Cinq similitudes entre le "Sewol" et le "Costa Concordia"



Les causes sont peut-être différentes et le bilan sera sans doute beaucoup plus élevé, mais plusieurs similitudes apparaissent entre la tragédie du "Sewol" en Corée du Sud et celle du "Costa Concordia" en 2012. "Un nouveau Schettino en Corée" : nombre de quotidiens italiens font le parallèle entre leur commandant, poursuivi pour homicide et abandon de son navire lors du naufrage qui avait fait 32 morts, et Lee Joon-Seok, arrêté le 19 avril avec deux autres membres d'équipage, après un drame dont le bilan s'élève pour l'instant à 210 morts et 92 disparus.
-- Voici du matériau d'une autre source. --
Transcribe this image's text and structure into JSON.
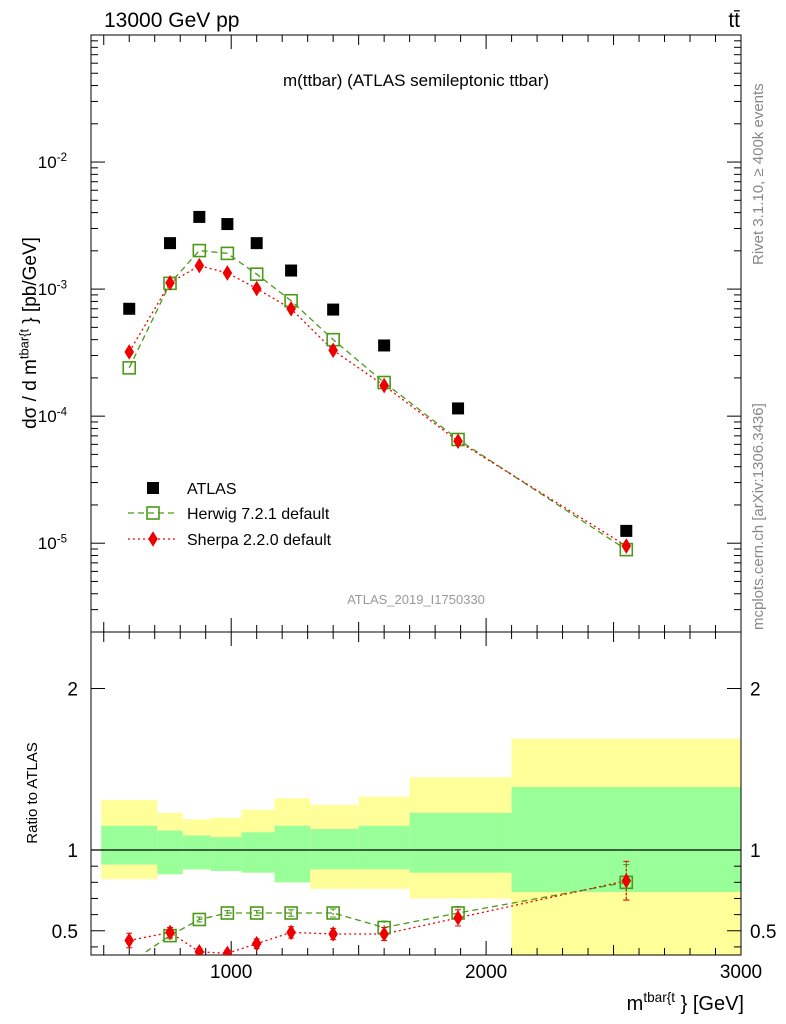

Les commandants sont-ils responsables ? Le commandant Francesco Schettino était en train de boire avec des amis au moment où le paquebot de croisière a heurté un rocher. Il était sur le pont, mais au cours de son procès, toujours en cours, des témoins ont dit l'avoir senti distrait et ne donnant pas du tout l'impression de contrôler la situation. Ses avocats affirment que c'est le timonier indonésien, qui a, à deux reprises, mal compris les ordres que lui étaient donnés. Mais les experts estiment qu'en tout état de cause, compte tenu de la vitesse de l'énorme navire si près des côtes, l'accident était inévitable. Dans le cas sud-coréen, Lee Joon-Seok a confirmé qu'il n'était pas à la barre au moment de l'accident - selon l'accusation, c'était le troisième officier - et est ensuite remonté de sa cabine vers le pont.
Le retard de réactivité est mis en cause dans les deux cas. Quant le "Costa Concordia" a heurté un rocher tout près de l'île toscane du Giglio et commencé à sombrer, consigne a été donnée aux passagers pris de panique de mettre leurs gilets de sauvetage mais de rester dans leurs cabines. L'ordre d'abandonner le navire n'est venu que plus d'une heure plus tard lorsque ce dernier était quasiment couché sur le flanc, ce qui a rendu les opérations d'évacuation beaucoup plus difficiles, notamment parce qu'il n'était plus possible de décrocher certaines chaloupes de sauvetage. Dans le cas du "Sewol", les passagers ont reçu la consigne de ne pas bouger de leur siège ou leur cabine après que le ferry s'est immobilisé. Et ce, pendant 40 minutes. Interrogé à ce sujet, le commandant Lee a affirmé qu'il s'agissait d'une mesure de sécurité car il n'y avait pas d'autres navires alentour. "J'ai pensé que les passagers seraient emportés et se trouveraient en difficulté s'ils évacuaient dans le désordre", a-t-il expliqué.
Les navires ont-ils été abandonnés par leur commandant ? Parmi les accusations qui pèsent sur Francesco Schettino figure "l'abandon de navire". Le commandant a assuré qu'il avait glissé dans une chaloupe de sauvetage et était mieux à même de coordonner les secours depuis le rivage. Lee Joon-Seok et ses 28 membres d'équipage, dont la plupart ont survécu à la catastrophe, ont été fortement critiqués pour avoir été, selon des témoignages, parmi les premiers à quitter le navire en détresse.
Les deux navires se sont retrouvés renversés de la même façon. L'image du "Sewol" renversé sur le flanc au large de la côte Sud-Ouest de la péninsule coréenne ont ravivé le souvenir de l'énorme épave du "Costa Concordia" couchée devant le port du Giglio. Des survivants des deux catastrophes ont fait le même récit terrifiant, racontant les difficultés pour se déplacer dans un bateau renversé à 90 degrés, avec les objets qui tombent, les murs qui deviennent des planchers, et des couloirs transformés en terribles toboggans.
Les secours se sont avérés difficiles pour les deux naufrages. Tant en Italie qu'en Corée du Sud, les plongeurs ont eu énormément de mal à pénétrer à l'intérieur du navire et à se frayer un passage, avec une visibilité dans l'eau très limitée. Les plongeurs sud-coréens ont finalement pu pénétrer dans le navire plus de quarante-huit heures après le naufrage. Certains ont raconté : "On peut à peine voir sa main devant son visage". Pour le "Costa Concordia", les secouristes qui ont pu entrer dans l'épave utilisaient des cordes pour retrouver leur chemin au retour dans un "labyrinthe" où la visibilité n'excédait pas 10 cm. Parmi les 32 personnes qui ont trouvé la mort dans la tragédie, un serveur de nationalité indienne n'a jamais été retrouvé.